Steam the onions till soft, then steam them with the lid off for a minute – this is much better than cooking them in water as the onion doesn’t get soggy.

Meanwhile, melt the butter over moderate heat and add the finely diced garlic. Cook for a couple of minutes before stirring in the flour. Cook for a further couple of minutes then, stirring all the time, add the milk, a little at a time. When all the milk is added let it bubble gently for a minute, then draw the pan off the heat and stir in the nutmeg, salt and black pepper. Add the steamed onions and mix thoroughly – you can do this up to this point several hours in advance. Cover the surface of the onions in the sauce, and store in a cool place. Before reheating, in the saucepan, remove the cover, and heat till gently bubbling. Stir in the finely chopped parsley just before tipping the contents of the saucepan into a warmed serving dish, to serve.

• Sweet and sour shallots

This is particularly good as an accompaniment for venison.

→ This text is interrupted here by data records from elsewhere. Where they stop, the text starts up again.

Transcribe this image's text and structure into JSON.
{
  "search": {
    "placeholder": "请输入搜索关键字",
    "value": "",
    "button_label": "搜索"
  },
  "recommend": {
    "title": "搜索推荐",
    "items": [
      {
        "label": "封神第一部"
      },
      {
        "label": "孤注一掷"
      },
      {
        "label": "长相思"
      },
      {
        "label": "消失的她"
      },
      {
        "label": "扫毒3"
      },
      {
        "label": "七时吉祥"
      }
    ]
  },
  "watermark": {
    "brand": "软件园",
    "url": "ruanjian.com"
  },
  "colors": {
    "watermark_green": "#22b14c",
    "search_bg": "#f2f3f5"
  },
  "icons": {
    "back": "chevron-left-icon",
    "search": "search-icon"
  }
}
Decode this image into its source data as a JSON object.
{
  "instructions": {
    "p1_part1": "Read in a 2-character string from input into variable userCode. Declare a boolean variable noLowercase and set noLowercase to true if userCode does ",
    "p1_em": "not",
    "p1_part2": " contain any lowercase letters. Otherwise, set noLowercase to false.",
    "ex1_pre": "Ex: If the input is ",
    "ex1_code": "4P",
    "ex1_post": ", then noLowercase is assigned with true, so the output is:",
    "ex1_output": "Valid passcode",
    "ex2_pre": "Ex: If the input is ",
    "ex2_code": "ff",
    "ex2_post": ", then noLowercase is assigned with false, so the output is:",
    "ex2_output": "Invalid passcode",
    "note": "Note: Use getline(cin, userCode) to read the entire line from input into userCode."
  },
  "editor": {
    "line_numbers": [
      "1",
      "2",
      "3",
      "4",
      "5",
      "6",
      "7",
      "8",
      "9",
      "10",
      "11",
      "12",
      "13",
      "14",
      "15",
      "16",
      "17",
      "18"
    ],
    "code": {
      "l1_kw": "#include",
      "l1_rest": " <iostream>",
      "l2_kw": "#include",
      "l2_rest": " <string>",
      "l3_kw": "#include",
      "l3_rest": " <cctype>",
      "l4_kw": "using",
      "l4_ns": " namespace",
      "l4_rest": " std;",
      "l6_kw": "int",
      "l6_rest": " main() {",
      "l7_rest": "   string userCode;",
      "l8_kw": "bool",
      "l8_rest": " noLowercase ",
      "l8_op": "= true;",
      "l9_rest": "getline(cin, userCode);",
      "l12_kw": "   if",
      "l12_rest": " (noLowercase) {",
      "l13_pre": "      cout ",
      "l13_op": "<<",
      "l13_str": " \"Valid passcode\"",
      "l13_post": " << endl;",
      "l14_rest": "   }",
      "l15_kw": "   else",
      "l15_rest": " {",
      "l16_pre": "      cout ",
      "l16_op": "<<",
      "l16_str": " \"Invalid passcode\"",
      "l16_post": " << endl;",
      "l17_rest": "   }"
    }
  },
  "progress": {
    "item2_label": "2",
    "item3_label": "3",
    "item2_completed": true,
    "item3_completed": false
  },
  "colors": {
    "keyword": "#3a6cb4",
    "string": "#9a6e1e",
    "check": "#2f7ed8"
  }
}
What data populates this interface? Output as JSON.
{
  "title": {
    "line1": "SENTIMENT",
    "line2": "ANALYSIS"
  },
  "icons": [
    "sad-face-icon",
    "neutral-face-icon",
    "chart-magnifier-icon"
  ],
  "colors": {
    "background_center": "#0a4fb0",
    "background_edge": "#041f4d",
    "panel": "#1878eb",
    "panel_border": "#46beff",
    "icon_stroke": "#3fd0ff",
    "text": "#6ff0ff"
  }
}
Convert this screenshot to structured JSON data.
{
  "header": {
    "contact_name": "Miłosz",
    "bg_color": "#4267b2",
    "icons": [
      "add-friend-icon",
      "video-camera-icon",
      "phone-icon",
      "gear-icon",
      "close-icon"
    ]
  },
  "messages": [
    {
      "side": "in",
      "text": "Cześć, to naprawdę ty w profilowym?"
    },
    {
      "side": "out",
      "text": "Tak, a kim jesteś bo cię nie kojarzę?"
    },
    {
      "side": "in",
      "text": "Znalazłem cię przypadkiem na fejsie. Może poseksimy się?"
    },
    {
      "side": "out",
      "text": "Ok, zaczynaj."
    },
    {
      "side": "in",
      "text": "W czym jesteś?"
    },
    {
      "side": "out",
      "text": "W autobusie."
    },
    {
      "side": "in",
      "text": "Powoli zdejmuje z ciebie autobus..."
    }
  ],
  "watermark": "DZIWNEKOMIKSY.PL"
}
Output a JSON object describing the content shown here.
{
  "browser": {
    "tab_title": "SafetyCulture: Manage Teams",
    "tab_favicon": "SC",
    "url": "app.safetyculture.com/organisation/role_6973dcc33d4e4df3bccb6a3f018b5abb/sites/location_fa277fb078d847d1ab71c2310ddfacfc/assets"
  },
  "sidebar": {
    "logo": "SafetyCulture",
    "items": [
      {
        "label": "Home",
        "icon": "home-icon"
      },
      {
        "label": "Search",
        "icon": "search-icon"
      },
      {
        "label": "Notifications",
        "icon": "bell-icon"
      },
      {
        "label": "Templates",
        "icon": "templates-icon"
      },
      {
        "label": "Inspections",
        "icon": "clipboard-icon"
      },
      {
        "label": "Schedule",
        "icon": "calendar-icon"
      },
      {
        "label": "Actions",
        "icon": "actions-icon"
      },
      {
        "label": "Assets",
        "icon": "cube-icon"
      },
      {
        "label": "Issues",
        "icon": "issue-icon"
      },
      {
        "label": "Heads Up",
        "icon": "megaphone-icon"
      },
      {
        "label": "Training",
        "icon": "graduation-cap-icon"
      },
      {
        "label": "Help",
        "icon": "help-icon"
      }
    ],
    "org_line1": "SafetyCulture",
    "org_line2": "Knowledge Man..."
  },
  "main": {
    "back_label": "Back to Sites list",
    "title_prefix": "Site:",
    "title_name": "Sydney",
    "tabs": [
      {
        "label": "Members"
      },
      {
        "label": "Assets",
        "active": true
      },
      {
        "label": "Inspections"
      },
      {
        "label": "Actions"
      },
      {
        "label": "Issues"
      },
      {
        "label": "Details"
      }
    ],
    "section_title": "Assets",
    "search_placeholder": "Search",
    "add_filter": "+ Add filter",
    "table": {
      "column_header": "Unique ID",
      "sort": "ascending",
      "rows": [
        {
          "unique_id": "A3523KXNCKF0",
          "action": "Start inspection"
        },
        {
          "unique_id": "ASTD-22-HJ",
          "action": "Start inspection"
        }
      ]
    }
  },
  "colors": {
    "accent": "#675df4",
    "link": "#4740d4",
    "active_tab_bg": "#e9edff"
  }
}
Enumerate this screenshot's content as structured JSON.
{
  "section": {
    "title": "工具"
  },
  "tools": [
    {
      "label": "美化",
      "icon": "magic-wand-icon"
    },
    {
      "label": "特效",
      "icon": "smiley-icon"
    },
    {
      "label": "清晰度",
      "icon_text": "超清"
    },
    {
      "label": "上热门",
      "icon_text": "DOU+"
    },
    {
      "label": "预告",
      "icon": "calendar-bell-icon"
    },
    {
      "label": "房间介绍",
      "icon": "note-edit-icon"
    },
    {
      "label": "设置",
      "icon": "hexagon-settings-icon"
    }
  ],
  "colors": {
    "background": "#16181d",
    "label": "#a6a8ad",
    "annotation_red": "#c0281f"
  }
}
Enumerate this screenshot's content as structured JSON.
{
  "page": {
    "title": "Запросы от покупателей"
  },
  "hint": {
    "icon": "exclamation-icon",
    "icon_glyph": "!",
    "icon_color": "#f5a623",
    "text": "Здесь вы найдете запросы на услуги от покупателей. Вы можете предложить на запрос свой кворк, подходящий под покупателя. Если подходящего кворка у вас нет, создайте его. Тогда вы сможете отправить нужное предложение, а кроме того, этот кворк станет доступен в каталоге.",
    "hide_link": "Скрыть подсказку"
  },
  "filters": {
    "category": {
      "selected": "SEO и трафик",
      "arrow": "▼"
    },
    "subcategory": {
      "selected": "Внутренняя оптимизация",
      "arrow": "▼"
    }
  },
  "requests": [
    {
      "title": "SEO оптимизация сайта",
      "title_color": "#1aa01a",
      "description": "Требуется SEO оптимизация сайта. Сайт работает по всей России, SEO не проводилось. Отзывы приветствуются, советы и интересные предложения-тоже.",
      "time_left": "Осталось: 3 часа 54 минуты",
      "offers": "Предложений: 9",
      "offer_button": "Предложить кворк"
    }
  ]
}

These shallots are also good with either Parma or roasted ham.

SERVES 6

12 banana shallots – these are the long, violet-hued shallots. Or use 18 small, round shallots

2 tablespoons olive oil

½ pint/285ml stock – I use Marigold, or any other good stock substitute for this

1 teaspoon salt

½ pint/285ml good quality balsamic vinegar

Peel the shallots, and if they are very large, halve them lengthwise, and put them into a roasting tin with the olive oil and salt. Shake the pan, to ensure the shallots are coated thinly with the oil, and roast in a hot oven, 200C/400F/Gas Mark 6, for 20 minutes. Then add the stock to the shallots in the roasting tin, and the balsamic vinegar, and lower the heat in the oven to 180C/350F/Gas Mark 4, and cook, shaking the pan twice during cooking, to move around the shallots in the liquid, and bake for 1 hour. Take them out of the oven and cool them in the remaining liquid. Much of the liquid will evaporate during cooking time – it is meant to.

Serve the shallots, in the remaining liquid, cooled but not chilled from the fridge.